The body kits were developed by Toyota Racing Development (TRD), the same division responsible for the off-road-ready variants of the Tacoma, Tundra, and 4Runner. The first kit pays homage to Toyota’s past and future rally efforts with a deep front bumper accented by a wide air dam, black plastic cladding over the wheel arches and the rocker panels, a roof-mounted spoiler, and red mud flaps. The second kit adds bumper and rocker panel extensions to create a look that would fit right in at a tuner show.
Unfortunately, the TRD treatment doesn’t extend to the engine bay — at least not yet. In the United States, the C-HR is exclusively offered with a 2.0-liter four-cylinder engine rated at 144 horsepower and 140 pound-feet of torque. It spins the front wheels via an all-new continuously variable transmission. The soft-roader is hardly a sports car, but Toyota executives are working on a plan to change that.

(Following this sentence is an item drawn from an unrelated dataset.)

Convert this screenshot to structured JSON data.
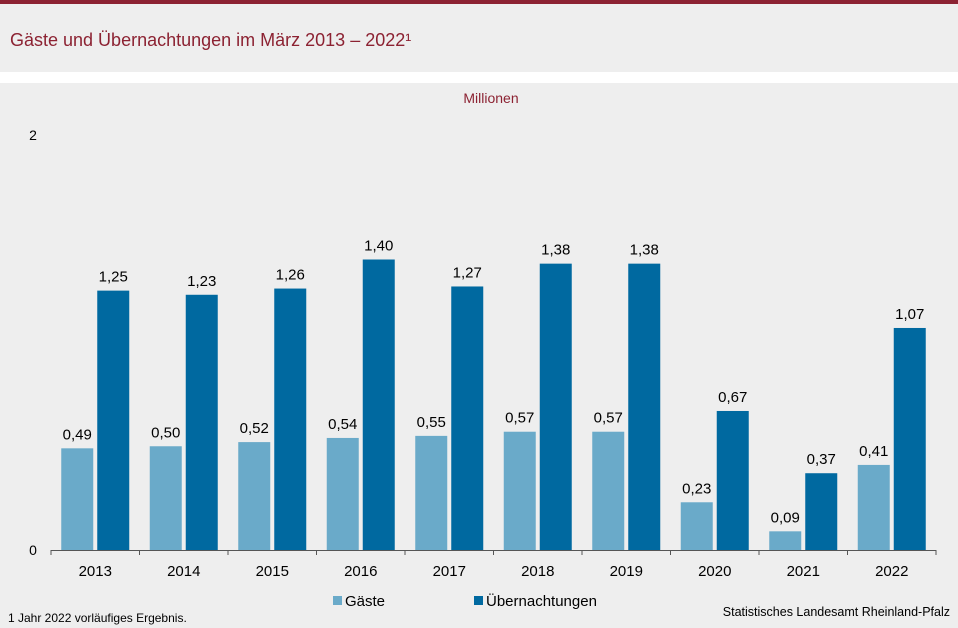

An earlier report finds the brand is debating whether to launch a faster, more powerful version of the C-HR to fight head-to-head against the Nissan Juke Nismo. If approved for production, the yet-unnamed model would draw inspiration from the race-prepped variant that tackled Germany’s grueling Nürburgring track last spring.
“The car lends itself to [a sports version]. It would be possible, but it depends on how much we have to change. A sports version could be a minor change or it could be a new project,” explained Rembert Serrus, a Toyota senior manager, in a recent interview with British magazine Autocar.
Toyota hasn’t revealed if the aforementioned body kits will be available in the United States when the C-HR arrives in showrooms.